Лана Алексеева


Смысл жизни


– Вниз по болоту идти нужно, вашество, – канючит Антип, дергая Елисея за рукав. – Там гать положена, а тут утопнем с концами!

– Зачем нам гать? – королевич сверяется с нацарапанным на бересте маршрутом.

– Дык, от гати до дороги – рукой подать. А там и в город выйдем.

– А мне не нужно в город, мне нужно в болото, – отвечает королевич.

Весь он в отца-государя – статный, широкоплечий, упрямый, та же гроза в карих очах, когда гневается. Только и отличий от царственного батюшки – возраст, да унаследованные от матушки рыжие вихры.

– Да ведь сгинем же! – тоскует Антип. – Мне тогда точно головы не сносить, казнит меня величество, как пить дать, казнит!

– Дурак, – беззлобно бросает королевич, – кто тебя казнит, если мы сгинем?

Но старый королевичев дядька с логикой и рядом не сидел. В его воображении в мельчайших подробностях уже нарисовалась жуткая картина. Вот лежит он, Антип, распяленный на лавке у конюшни, а Яшка-поганик его кнутом обрабатывает. Да не просто, а с оттягом. Мстит, гаденыш, за проигранный в карты алтын. А после, вытирая пот со лба, вытаскивает откуда-то расписную солонку, опрокидывает ее целиком в пятерню-граблину и высыпает с хохотом на Антипову спину.

Старика от представленного аж пот прошиб. Ноги подкосились.
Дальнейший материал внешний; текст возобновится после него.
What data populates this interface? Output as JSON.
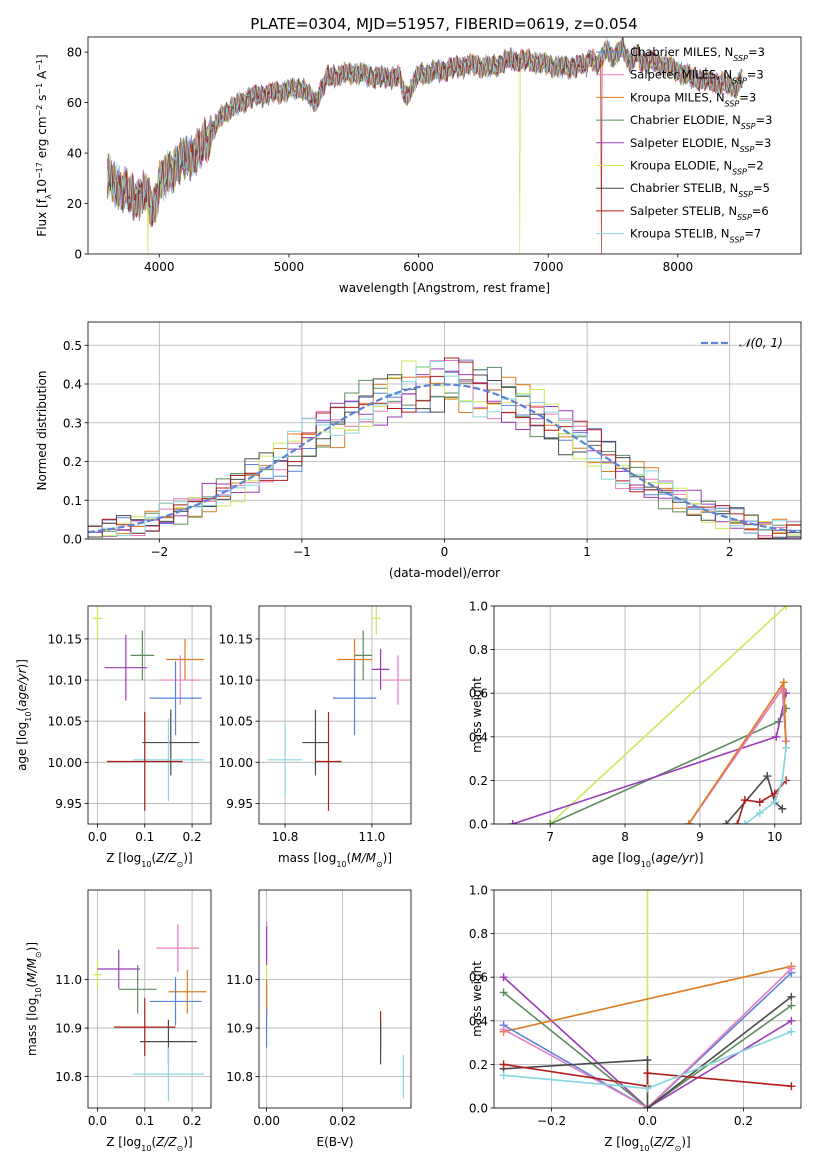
{
  "figure": {
    "title": "PLATE=0304, MJD=51957, FIBERID=0619, z=0.054"
  },
  "colors": {
    "Chabrier MILES": "#5b84d6",
    "Salpeter MILES": "#e97cbf",
    "Kroupa MILES": "#e07b22",
    "Chabrier ELODIE": "#5e8c5e",
    "Salpeter ELODIE": "#9a3bb8",
    "Kroupa ELODIE": "#cde85a",
    "Chabrier STELIB": "#4a4a4a",
    "Salpeter STELIB": "#b01c1c",
    "Kroupa STELIB": "#86d6e0",
    "gaussian": "#5b84d6"
  },
  "chart_data": [
    {
      "id": "spectrum",
      "type": "line",
      "title": "PLATE=0304, MJD=51957, FIBERID=0619, z=0.054",
      "xlabel": "wavelength [Angstrom, rest frame]",
      "ylabel": "Flux [f_λ 10^-17 erg cm^-2 s^-1 A^-1]",
      "xlim": [
        3450,
        8950
      ],
      "ylim": [
        0,
        86
      ],
      "xticks": [
        4000,
        5000,
        6000,
        7000,
        8000
      ],
      "yticks": [
        0,
        20,
        40,
        60,
        80
      ],
      "grid": false,
      "legend_position": "right",
      "series": [
        {
          "name": "Chabrier MILES",
          "nssp": 3
        },
        {
          "name": "Salpeter MILES",
          "nssp": 3
        },
        {
          "name": "Kroupa MILES",
          "nssp": 3
        },
        {
          "name": "Chabrier ELODIE",
          "nssp": 3
        },
        {
          "name": "Salpeter ELODIE",
          "nssp": 3
        },
        {
          "name": "Kroupa ELODIE",
          "nssp": 2
        },
        {
          "name": "Chabrier STELIB",
          "nssp": 5
        },
        {
          "name": "Salpeter STELIB",
          "nssp": 6
        },
        {
          "name": "Kroupa STELIB",
          "nssp": 7
        }
      ],
      "continuum": [
        [
          3600,
          30
        ],
        [
          3700,
          26
        ],
        [
          3800,
          22
        ],
        [
          3900,
          24
        ],
        [
          3950,
          18
        ],
        [
          4000,
          28
        ],
        [
          4100,
          34
        ],
        [
          4200,
          38
        ],
        [
          4300,
          40
        ],
        [
          4350,
          44
        ],
        [
          4500,
          56
        ],
        [
          4700,
          62
        ],
        [
          4900,
          64
        ],
        [
          5100,
          66
        ],
        [
          5200,
          60
        ],
        [
          5300,
          70
        ],
        [
          5500,
          72
        ],
        [
          5700,
          70
        ],
        [
          5850,
          70
        ],
        [
          5900,
          62
        ],
        [
          6000,
          71
        ],
        [
          6200,
          73
        ],
        [
          6400,
          75
        ],
        [
          6560,
          74
        ],
        [
          6700,
          77
        ],
        [
          6900,
          76
        ],
        [
          7100,
          74
        ],
        [
          7300,
          75
        ],
        [
          7500,
          80
        ],
        [
          7600,
          79
        ],
        [
          7700,
          77
        ],
        [
          7900,
          75
        ],
        [
          8100,
          70
        ],
        [
          8300,
          68
        ],
        [
          8450,
          66
        ],
        [
          8500,
          70
        ]
      ],
      "dropouts": [
        {
          "series": "Kroupa ELODIE",
          "x": 3910
        },
        {
          "series": "Kroupa ELODIE",
          "x": 6780
        },
        {
          "series": "Salpeter STELIB",
          "x": 7410
        }
      ]
    },
    {
      "id": "residuals",
      "type": "histogram",
      "xlabel": "(data-model)/error",
      "ylabel": "Normed distribution",
      "xlim": [
        -2.5,
        2.5
      ],
      "ylim": [
        0,
        0.56
      ],
      "xticks": [
        -2,
        -1,
        0,
        1,
        2
      ],
      "yticks": [
        0.0,
        0.1,
        0.2,
        0.3,
        0.4,
        0.5
      ],
      "grid": true,
      "bin_width": 0.1,
      "legend": [
        {
          "label": "𝒩(0, 1)",
          "style": "dashed"
        }
      ],
      "legend_position": "top-right"
    },
    {
      "id": "age-vs-Z",
      "type": "scatter",
      "xlabel": "Z [log10(Z/Z⊙)]",
      "ylabel": "age  [log10(age/yr)]",
      "xlim": [
        -0.02,
        0.24
      ],
      "ylim": [
        9.925,
        10.19
      ],
      "xticks": [
        0.0,
        0.1,
        0.2
      ],
      "yticks": [
        9.95,
        10.0,
        10.05,
        10.1,
        10.15
      ],
      "grid": true,
      "points": [
        {
          "series": "Kroupa ELODIE",
          "x": 0.0,
          "xerr": 0.01,
          "y": 10.175,
          "yerr": 0.025
        },
        {
          "series": "Chabrier ELODIE",
          "x": 0.095,
          "xerr": 0.025,
          "y": 10.13,
          "yerr": 0.03
        },
        {
          "series": "Salpeter ELODIE",
          "x": 0.06,
          "xerr": 0.045,
          "y": 10.115,
          "yerr": 0.04
        },
        {
          "series": "Kroupa MILES",
          "x": 0.185,
          "xerr": 0.04,
          "y": 10.125,
          "yerr": 0.025
        },
        {
          "series": "Salpeter MILES",
          "x": 0.175,
          "xerr": 0.045,
          "y": 10.1,
          "yerr": 0.03
        },
        {
          "series": "Chabrier MILES",
          "x": 0.165,
          "xerr": 0.055,
          "y": 10.078,
          "yerr": 0.045
        },
        {
          "series": "Chabrier STELIB",
          "x": 0.155,
          "xerr": 0.06,
          "y": 10.024,
          "yerr": 0.04
        },
        {
          "series": "Kroupa STELIB",
          "x": 0.15,
          "xerr": 0.075,
          "y": 10.003,
          "yerr": 0.05
        },
        {
          "series": "Salpeter STELIB",
          "x": 0.1,
          "xerr": 0.08,
          "y": 10.001,
          "yerr": 0.06
        }
      ]
    },
    {
      "id": "age-vs-mass",
      "type": "scatter",
      "xlabel": "mass [log10(M/M⊙)]",
      "ylabel": "",
      "xlim": [
        10.74,
        11.09
      ],
      "ylim": [
        9.925,
        10.19
      ],
      "xticks": [
        10.8,
        11.0
      ],
      "yticks": [
        9.95,
        10.0,
        10.05,
        10.1,
        10.15
      ],
      "grid": true,
      "points": [
        {
          "series": "Kroupa ELODIE",
          "x": 11.01,
          "xerr": 0.01,
          "y": 10.175,
          "yerr": 0.02
        },
        {
          "series": "Chabrier ELODIE",
          "x": 10.98,
          "xerr": 0.02,
          "y": 10.13,
          "yerr": 0.03
        },
        {
          "series": "Salpeter ELODIE",
          "x": 11.02,
          "xerr": 0.02,
          "y": 10.113,
          "yerr": 0.025
        },
        {
          "series": "Kroupa MILES",
          "x": 10.96,
          "xerr": 0.04,
          "y": 10.125,
          "yerr": 0.025
        },
        {
          "series": "Salpeter MILES",
          "x": 11.06,
          "xerr": 0.04,
          "y": 10.1,
          "yerr": 0.03
        },
        {
          "series": "Chabrier MILES",
          "x": 10.96,
          "xerr": 0.05,
          "y": 10.078,
          "yerr": 0.045
        },
        {
          "series": "Chabrier STELIB",
          "x": 10.87,
          "xerr": 0.03,
          "y": 10.024,
          "yerr": 0.04
        },
        {
          "series": "Kroupa STELIB",
          "x": 10.8,
          "xerr": 0.04,
          "y": 10.003,
          "yerr": 0.045
        },
        {
          "series": "Salpeter STELIB",
          "x": 10.9,
          "xerr": 0.03,
          "y": 10.001,
          "yerr": 0.06
        }
      ]
    },
    {
      "id": "weight-vs-age",
      "type": "line",
      "xlabel": "age  [log10(age/yr)]",
      "ylabel": "mass weight",
      "xlim": [
        6.25,
        10.35
      ],
      "ylim": [
        0,
        1
      ],
      "xticks": [
        7,
        8,
        9,
        10
      ],
      "yticks": [
        0.0,
        0.2,
        0.4,
        0.6,
        0.8,
        1.0
      ],
      "grid": true,
      "series": [
        {
          "name": "Kroupa ELODIE",
          "x": [
            7.0,
            10.15
          ],
          "y": [
            0.0,
            1.0
          ]
        },
        {
          "name": "Chabrier ELODIE",
          "x": [
            7.0,
            10.05,
            10.15
          ],
          "y": [
            0.0,
            0.47,
            0.53
          ]
        },
        {
          "name": "Salpeter ELODIE",
          "x": [
            6.5,
            10.02,
            10.15
          ],
          "y": [
            0.0,
            0.4,
            0.6
          ]
        },
        {
          "name": "Chabrier MILES",
          "x": [
            8.85,
            10.1,
            10.15
          ],
          "y": [
            0.0,
            0.62,
            0.38
          ]
        },
        {
          "name": "Salpeter MILES",
          "x": [
            8.85,
            10.1,
            10.15
          ],
          "y": [
            0.0,
            0.62,
            0.38
          ]
        },
        {
          "name": "Kroupa MILES",
          "x": [
            8.85,
            10.12,
            10.15
          ],
          "y": [
            0.0,
            0.65,
            0.35
          ]
        },
        {
          "name": "Chabrier STELIB",
          "x": [
            9.35,
            9.9,
            10.0,
            10.1
          ],
          "y": [
            0.0,
            0.22,
            0.1,
            0.07
          ]
        },
        {
          "name": "Salpeter STELIB",
          "x": [
            9.5,
            9.6,
            9.8,
            10.0,
            10.15
          ],
          "y": [
            0.0,
            0.11,
            0.1,
            0.14,
            0.2
          ]
        },
        {
          "name": "Kroupa STELIB",
          "x": [
            9.6,
            9.8,
            10.0,
            10.1,
            10.15
          ],
          "y": [
            0.0,
            0.05,
            0.1,
            0.2,
            0.35
          ]
        }
      ]
    },
    {
      "id": "mass-vs-Z",
      "type": "scatter",
      "xlabel": "Z [log10(Z/Z⊙)]",
      "ylabel": "mass [log10(M/M⊙)]",
      "xlim": [
        -0.02,
        0.24
      ],
      "ylim": [
        10.735,
        11.185
      ],
      "xticks": [
        0.0,
        0.1,
        0.2
      ],
      "yticks": [
        10.8,
        10.9,
        11.0
      ],
      "grid": true,
      "points": [
        {
          "series": "Kroupa ELODIE",
          "x": 0.0,
          "xerr": 0.01,
          "y": 11.01,
          "yerr": 0.03
        },
        {
          "series": "Salpeter ELODIE",
          "x": 0.045,
          "xerr": 0.045,
          "y": 11.022,
          "yerr": 0.04
        },
        {
          "series": "Chabrier ELODIE",
          "x": 0.085,
          "xerr": 0.04,
          "y": 10.98,
          "yerr": 0.05
        },
        {
          "series": "Salpeter MILES",
          "x": 0.17,
          "xerr": 0.045,
          "y": 11.065,
          "yerr": 0.05
        },
        {
          "series": "Kroupa MILES",
          "x": 0.19,
          "xerr": 0.04,
          "y": 10.975,
          "yerr": 0.045
        },
        {
          "series": "Chabrier MILES",
          "x": 0.165,
          "xerr": 0.055,
          "y": 10.955,
          "yerr": 0.05
        },
        {
          "series": "Salpeter STELIB",
          "x": 0.1,
          "xerr": 0.065,
          "y": 10.902,
          "yerr": 0.06
        },
        {
          "series": "Chabrier STELIB",
          "x": 0.15,
          "xerr": 0.06,
          "y": 10.872,
          "yerr": 0.045
        },
        {
          "series": "Kroupa STELIB",
          "x": 0.15,
          "xerr": 0.075,
          "y": 10.805,
          "yerr": 0.055
        }
      ]
    },
    {
      "id": "mass-vs-EBV",
      "type": "scatter",
      "xlabel": "E(B-V)",
      "ylabel": "",
      "xlim": [
        -0.002,
        0.038
      ],
      "ylim": [
        10.735,
        11.185
      ],
      "xticks": [
        0.0,
        0.02
      ],
      "yticks": [
        10.8,
        10.9,
        11.0
      ],
      "grid": true,
      "points": [
        {
          "series": "Salpeter MILES",
          "x": 0.0,
          "xerr": 0.0,
          "y": 11.08,
          "yerr": 0.04
        },
        {
          "series": "Salpeter ELODIE",
          "x": 0.0,
          "xerr": 0.0,
          "y": 11.07,
          "yerr": 0.04
        },
        {
          "series": "Kroupa ELODIE",
          "x": 0.0,
          "xerr": 0.0,
          "y": 11.0,
          "yerr": 0.03
        },
        {
          "series": "Chabrier ELODIE",
          "x": 0.0,
          "xerr": 0.0,
          "y": 10.96,
          "yerr": 0.03
        },
        {
          "series": "Kroupa MILES",
          "x": 0.0,
          "xerr": 0.0,
          "y": 10.96,
          "yerr": 0.04
        },
        {
          "series": "Chabrier MILES",
          "x": 0.0,
          "xerr": 0.0,
          "y": 10.9,
          "yerr": 0.04
        },
        {
          "series": "Salpeter STELIB",
          "x": 0.03,
          "xerr": 0.0,
          "y": 10.895,
          "yerr": 0.04
        },
        {
          "series": "Chabrier STELIB",
          "x": 0.03,
          "xerr": 0.0,
          "y": 10.87,
          "yerr": 0.045
        },
        {
          "series": "Kroupa STELIB",
          "x": 0.036,
          "xerr": 0.0,
          "y": 10.8,
          "yerr": 0.045
        }
      ]
    },
    {
      "id": "weight-vs-Z",
      "type": "line",
      "xlabel": "Z [log10(Z/Z⊙)]",
      "ylabel": "mass weight",
      "xlim": [
        -0.32,
        0.32
      ],
      "ylim": [
        0,
        1
      ],
      "xticks": [
        -0.2,
        0.0,
        0.2
      ],
      "yticks": [
        0.0,
        0.2,
        0.4,
        0.6,
        0.8,
        1.0
      ],
      "grid": true,
      "series": [
        {
          "name": "Kroupa ELODIE",
          "x": [
            0.0,
            0.0
          ],
          "y": [
            0.0,
            1.0
          ]
        },
        {
          "name": "Salpeter ELODIE",
          "x": [
            -0.3,
            0.0,
            0.3
          ],
          "y": [
            0.6,
            0.0,
            0.4
          ]
        },
        {
          "name": "Chabrier ELODIE",
          "x": [
            -0.3,
            0.0,
            0.3
          ],
          "y": [
            0.53,
            0.0,
            0.47
          ]
        },
        {
          "name": "Kroupa MILES",
          "x": [
            -0.3,
            0.3
          ],
          "y": [
            0.35,
            0.65
          ]
        },
        {
          "name": "Chabrier MILES",
          "x": [
            -0.3,
            0.0,
            0.3
          ],
          "y": [
            0.38,
            0.0,
            0.62
          ]
        },
        {
          "name": "Salpeter MILES",
          "x": [
            -0.3,
            0.0,
            0.3
          ],
          "y": [
            0.36,
            0.0,
            0.64
          ]
        },
        {
          "name": "Chabrier STELIB",
          "x": [
            -0.3,
            0.0,
            0.0,
            0.3
          ],
          "y": [
            0.18,
            0.22,
            0.0,
            0.51
          ]
        },
        {
          "name": "Salpeter STELIB",
          "x": [
            -0.3,
            0.0,
            0.0,
            0.3
          ],
          "y": [
            0.2,
            0.1,
            0.16,
            0.1
          ]
        },
        {
          "name": "Kroupa STELIB",
          "x": [
            -0.3,
            0.0,
            0.3
          ],
          "y": [
            0.15,
            0.09,
            0.35
          ]
        }
      ]
    }
  ]
}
Не ухватись за чахлую березку, сверзся бы мордой в землю.

– Идем, – пихает его в бок королевич. – Нам – туда, – и тычет пальцем в сторону черных раскоряченных стволов-обломков.
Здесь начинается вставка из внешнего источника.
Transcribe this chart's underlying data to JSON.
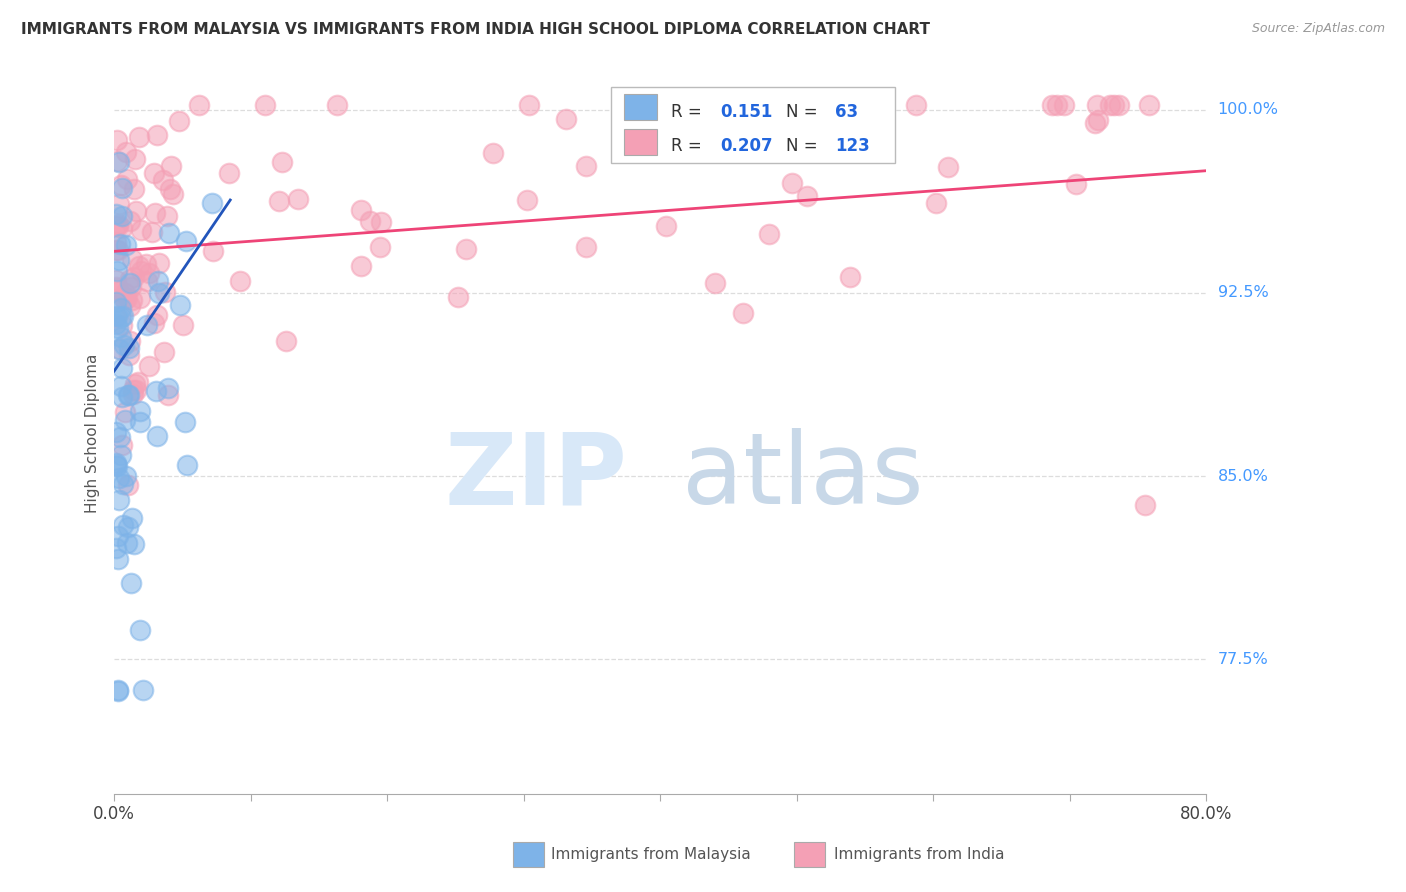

Топать по болоту нелегко. Не желает оно отпускать случайных путников, хватает за ноги, тянет вниз. Каждый шаг – маленькая победа. «Чавк-чавк» разносится по округе. «Худо тут, худо тут!» – жалуется из травы непоседливый удод. Мелькает за кочками пестрый гребешок. Королевич рад, что не отправился в дорогу при полном параде, хватило ума достать из чулана дедовы рыбацкие сапоги. В них одно удовольствие по трясине топать, и удобно, и ноги сухие. Красота сафьяновая уже давно в негодность бы пришла. А вот плащ-палатку по скудоумию своему не надел. Теперь вся одежда болотной жижей забрызгана. Как в таком виде перед людьми предстать? Да и перед людьми ли?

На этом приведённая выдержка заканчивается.